Data Platform/Data Lake/Edits/Mediawiki page history
This page describes the data set that stores the page history of WMF's wikis. It lives in Analytic's Hadoop cluster and is accessible via the Hive/Beeline external table wmf.mediawiki_page_history
. For more detail of the purpose of this data set, please read Analytics/Data Lake/Page and user history reconstruction. Also visit Analytics/Data access if you don't know how to access this data set.
Schema
col_name | data_type | comment |
---|---|---|
wiki_db | string | enwiki, dewiki, eswiktionary, etc. |
page_id | bigint | Id of the page, as in the page table. |
page_artificial_id | string | Generated Id for deleted pages without real Id. |
page_creation_timestamp | string | Creation timestamp of the page. |
page_first_edit_timestamp | string | Timestamp of the page\'s first revision (can be before page_creation in restore/merge cases). |
page_title_historical | string | Historical page title, with spaces replaced by underscores. |
page_title | string | Page title as of today, with spaces replaced by underscores. |
page_namespace_historical | int | Historical namespace. |
page_namespace_is_content_historical | boolean | Whether the historical namespace is categorized as content |
page_namespace | int | Namespace as of today. |
page_namespace_is_content | boolean | Whether the current namespace is categorized as content |
page_is_redirect | boolean | In revision/page events: whether the page is currently a redirect |
page_is_deleted | boolean | Whether the page is rebuilt from a delete event |
start_timestamp | string | Timestamp from where this state applies (inclusive). |
end_timestamp | string | Timestamp to where this state applies (exclusive). |
caused_by_event_type | string | Event that caused this state (create, move, delete or restore). |
caused_by_user_id | bigint | ID from the user that caused this state. |
caused_by_user_text | string | Name of the user that caused this state |
caused_by_anonymous_user | boolean | Whether the user that caused this state was anonymous |
inferred_from | string | If non-NULL, some fields have been inferred from an inconsistency in the source data. |
source_log_id | bigint | ID of the logging table row that caused this state |
source_log_comment | string | Comment of the logging table row that caused this state |
source_log_params | map<string,string> | Parameters of the logging table row that caused this state, parsed as a map |
snapshot | string | Versioning information to keep multiple datasets (YYYY-MM for regular labs imports) |
Note the snapshot
field: It is a Hive partitions. It explicitly maps to snapshot folders in HDFS. Since the full data is present in every snapshot up to the snapshot date, you should always specify a snapshot partition predicate in the where
clause of your queries.
FAQ
Changes and known problems
Snapshot
or date |
Details | Phab
Task |
---|---|---|
2019-07 | Schema changes: Addition of caused_by_anonymous_user and page_first_edit_timestamp .
|
task T221825 |
2019-04 | Schema changes (no breaking change, only new fields): Addition of page_is_deleted , caused_by_user_text , source_log_id , source_log_comment , source_log_params .

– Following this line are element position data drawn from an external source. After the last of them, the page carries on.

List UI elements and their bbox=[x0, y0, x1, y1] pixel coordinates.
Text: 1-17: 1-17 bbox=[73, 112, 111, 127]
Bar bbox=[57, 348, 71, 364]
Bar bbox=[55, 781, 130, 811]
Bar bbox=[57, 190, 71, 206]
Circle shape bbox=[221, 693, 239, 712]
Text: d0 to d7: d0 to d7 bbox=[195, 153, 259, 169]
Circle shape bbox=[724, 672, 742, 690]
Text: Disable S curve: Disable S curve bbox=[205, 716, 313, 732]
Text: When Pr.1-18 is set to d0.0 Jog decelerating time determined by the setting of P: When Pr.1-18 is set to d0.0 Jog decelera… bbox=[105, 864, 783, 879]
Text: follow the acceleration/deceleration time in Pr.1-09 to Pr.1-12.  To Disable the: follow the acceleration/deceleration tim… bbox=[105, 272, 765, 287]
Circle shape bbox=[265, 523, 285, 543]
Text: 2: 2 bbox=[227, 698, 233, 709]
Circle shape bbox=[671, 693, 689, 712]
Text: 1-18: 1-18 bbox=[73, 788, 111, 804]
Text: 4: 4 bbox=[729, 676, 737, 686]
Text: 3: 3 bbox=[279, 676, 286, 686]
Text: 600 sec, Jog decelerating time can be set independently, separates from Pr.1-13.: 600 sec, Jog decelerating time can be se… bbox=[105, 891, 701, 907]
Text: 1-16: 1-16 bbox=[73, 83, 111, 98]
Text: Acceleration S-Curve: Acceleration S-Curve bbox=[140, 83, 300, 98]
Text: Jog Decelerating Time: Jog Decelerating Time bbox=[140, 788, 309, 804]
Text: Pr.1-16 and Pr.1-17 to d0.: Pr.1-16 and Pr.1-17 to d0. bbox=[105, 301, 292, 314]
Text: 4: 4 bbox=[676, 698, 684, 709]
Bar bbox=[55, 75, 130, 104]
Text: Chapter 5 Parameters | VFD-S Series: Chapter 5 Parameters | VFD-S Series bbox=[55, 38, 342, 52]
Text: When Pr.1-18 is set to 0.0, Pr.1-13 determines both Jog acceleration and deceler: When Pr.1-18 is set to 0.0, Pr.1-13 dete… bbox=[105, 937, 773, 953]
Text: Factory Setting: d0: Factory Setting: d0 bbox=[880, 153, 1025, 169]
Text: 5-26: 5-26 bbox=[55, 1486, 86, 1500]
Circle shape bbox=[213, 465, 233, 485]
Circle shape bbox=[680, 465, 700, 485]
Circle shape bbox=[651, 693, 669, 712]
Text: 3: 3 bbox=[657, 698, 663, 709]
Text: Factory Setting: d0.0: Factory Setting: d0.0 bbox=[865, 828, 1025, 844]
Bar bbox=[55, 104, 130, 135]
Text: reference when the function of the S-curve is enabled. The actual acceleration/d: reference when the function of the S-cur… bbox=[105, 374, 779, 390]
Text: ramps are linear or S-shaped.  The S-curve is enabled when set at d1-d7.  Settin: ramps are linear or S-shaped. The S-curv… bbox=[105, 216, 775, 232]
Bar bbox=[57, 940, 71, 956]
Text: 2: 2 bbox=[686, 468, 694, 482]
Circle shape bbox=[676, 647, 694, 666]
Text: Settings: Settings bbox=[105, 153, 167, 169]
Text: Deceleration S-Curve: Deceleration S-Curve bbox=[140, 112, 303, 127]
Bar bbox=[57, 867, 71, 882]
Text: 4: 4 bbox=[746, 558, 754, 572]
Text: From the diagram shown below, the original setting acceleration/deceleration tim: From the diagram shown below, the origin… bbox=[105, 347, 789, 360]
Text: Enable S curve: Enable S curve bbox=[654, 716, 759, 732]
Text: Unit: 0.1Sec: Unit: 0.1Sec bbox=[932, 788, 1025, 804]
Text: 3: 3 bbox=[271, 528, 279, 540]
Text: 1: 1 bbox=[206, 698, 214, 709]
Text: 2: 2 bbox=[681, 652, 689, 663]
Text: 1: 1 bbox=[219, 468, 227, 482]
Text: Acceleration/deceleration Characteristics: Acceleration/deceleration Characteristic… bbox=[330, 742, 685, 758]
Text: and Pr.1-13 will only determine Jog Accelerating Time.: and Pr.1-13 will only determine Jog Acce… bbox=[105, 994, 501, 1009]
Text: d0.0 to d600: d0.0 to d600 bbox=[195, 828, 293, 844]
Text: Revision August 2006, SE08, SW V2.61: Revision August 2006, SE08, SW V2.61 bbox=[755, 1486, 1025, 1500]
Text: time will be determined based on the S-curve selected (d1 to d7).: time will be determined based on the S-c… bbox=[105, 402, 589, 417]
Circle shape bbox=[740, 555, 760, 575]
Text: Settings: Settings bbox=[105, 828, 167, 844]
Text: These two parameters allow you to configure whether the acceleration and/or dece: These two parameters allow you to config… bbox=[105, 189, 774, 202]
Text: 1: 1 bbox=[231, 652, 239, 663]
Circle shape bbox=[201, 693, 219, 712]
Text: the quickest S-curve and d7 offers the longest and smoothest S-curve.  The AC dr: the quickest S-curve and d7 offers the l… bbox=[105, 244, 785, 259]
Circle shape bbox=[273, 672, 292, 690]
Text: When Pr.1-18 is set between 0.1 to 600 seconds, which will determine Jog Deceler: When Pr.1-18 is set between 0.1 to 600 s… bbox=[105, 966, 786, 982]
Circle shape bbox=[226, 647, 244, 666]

Change in how delete/restore are handled: restore was supposed to always create a new page_id, when it actually doesn't - It either restores a page that was deleted if no page is present with the given title, or do nothing if a page already exist with the given title (restore-into --> merge revisions from a previously deleted page with the given title into an existing page). |
task T221824 |
2017-11 | For pairs of fields that give current and historical versions of a value, rename the fields so that _historical is appended to the historical field rather than _latest to the current one.
|
|
2016/10/06 | The dataset contains data for simplewiki and enwiki until september 2016. Still we need to productionize the automatic updates to that table and import all the wikis. | |
2017/03/01 | Add the snapshot partition, allowing to keep multiple versions of the page history. Data starts to flow regularly (every month) from labs.
|